Mais en fait, parmi ces charges, certaines sont considérées comme non incorporables. Il s’agit essentiellement des amortissements de frais d’établissement et de charges qui ne présentent pas un caractère habituel dans la profession et doivent être considérées comme un risque (prime d’assurance-vie, provision pour dépréciation …).
D’autres charges dites supplétives peuvent être prises en compte ; on désigne sous ce vocable les charges fictives correspondant à la rémunération des capitaux propres de l’entreprise 4 , et le cas échéant à la rémunération du travail de l’entrepreneur individuel non salarié, qui n’est pas fiscalement déductible ni inscrite en charge de la comptabilité générale.

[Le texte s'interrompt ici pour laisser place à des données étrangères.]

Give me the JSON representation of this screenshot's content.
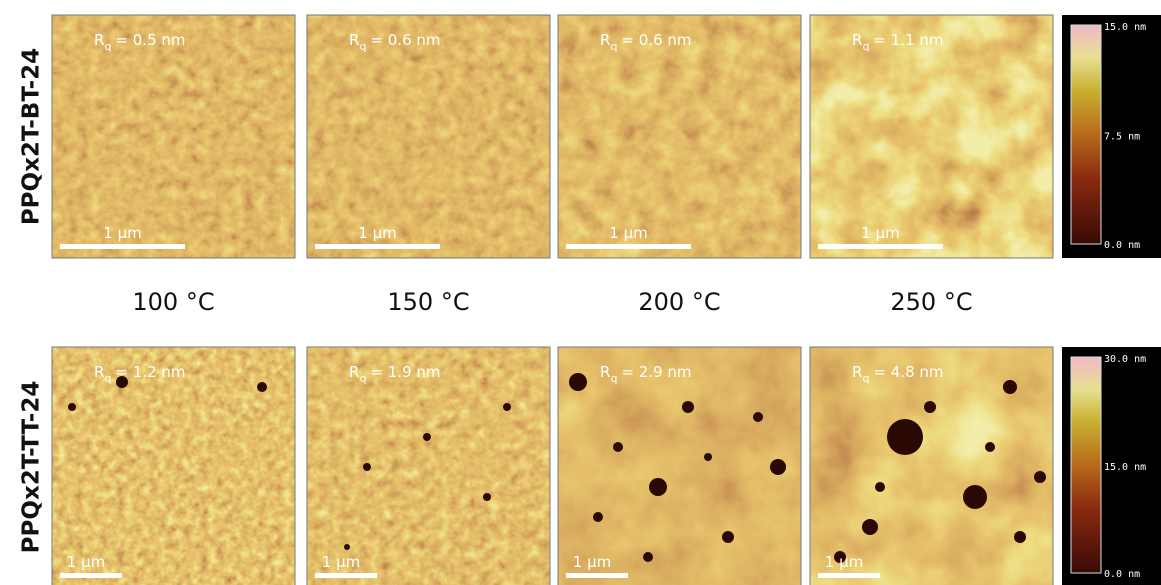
{
  "rows": [
    {
      "label": "PPQx2T-BT-24",
      "panels": [
        {
          "rq_symbol": "R",
          "rq_subscript": "q",
          "rq_value": "= 0.5 nm",
          "scale_bar": "1 µm"
        },
        {
          "rq_symbol": "R",
          "rq_subscript": "q",
          "rq_value": "= 0.6 nm",
          "scale_bar": "1 µm"
        },
        {
          "rq_symbol": "R",
          "rq_subscript": "q",
          "rq_value": "= 0.6 nm",
          "scale_bar": "1 µm"
        },
        {
          "rq_symbol": "R",
          "rq_subscript": "q",
          "rq_value": "= 1.1 nm",
          "scale_bar": "1 µm"
        }
      ],
      "colorbar": {
        "max": "15.0 nm",
        "mid": "7.5 nm",
        "min": "0.0 nm"
      }
    },
    {
      "label": "PPQx2T-TT-24",
      "panels": [
        {
          "rq_symbol": "R",
          "rq_subscript": "q",
          "rq_value": "= 1.2 nm",
          "scale_bar": "1 µm"
        },
        {
          "rq_symbol": "R",
          "rq_subscript": "q",
          "rq_value": "= 1.9 nm",
          "scale_bar": "1 µm"
        },
        {
          "rq_symbol": "R",
          "rq_subscript": "q",
          "rq_value": "= 2.9 nm",
          "scale_bar": "1 µm"
        },
        {
          "rq_symbol": "R",
          "rq_subscript": "q",
          "rq_value": "= 4.8 nm",
          "scale_bar": "1 µm"
        }
      ],
      "colorbar": {
        "max": "30.0 nm",
        "mid": "15.0 nm",
        "min": "0.0 nm"
      }
    }
  ],
  "temperatures": [
    "100 °C",
    "150 °C",
    "200 °C",
    "250 °C"
  ]
}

D’autres charges comptables, enfin, sont modifiées lors de leur prise en compte dans le calcul des coûts parce qu’elles apparaissent comme trop conventionnelles ou induites par des considé-rations fiscales : c’est essentiellement le cas des amortissements, lorsqu’ils sont très différents de la dépréciation économique réelle des biens et que cette dernière peut être évaluée. Des amortissements “économiques” peuvent alors être substitués aux amortissements comptables d’origine fiscale dans les calculs de coûts.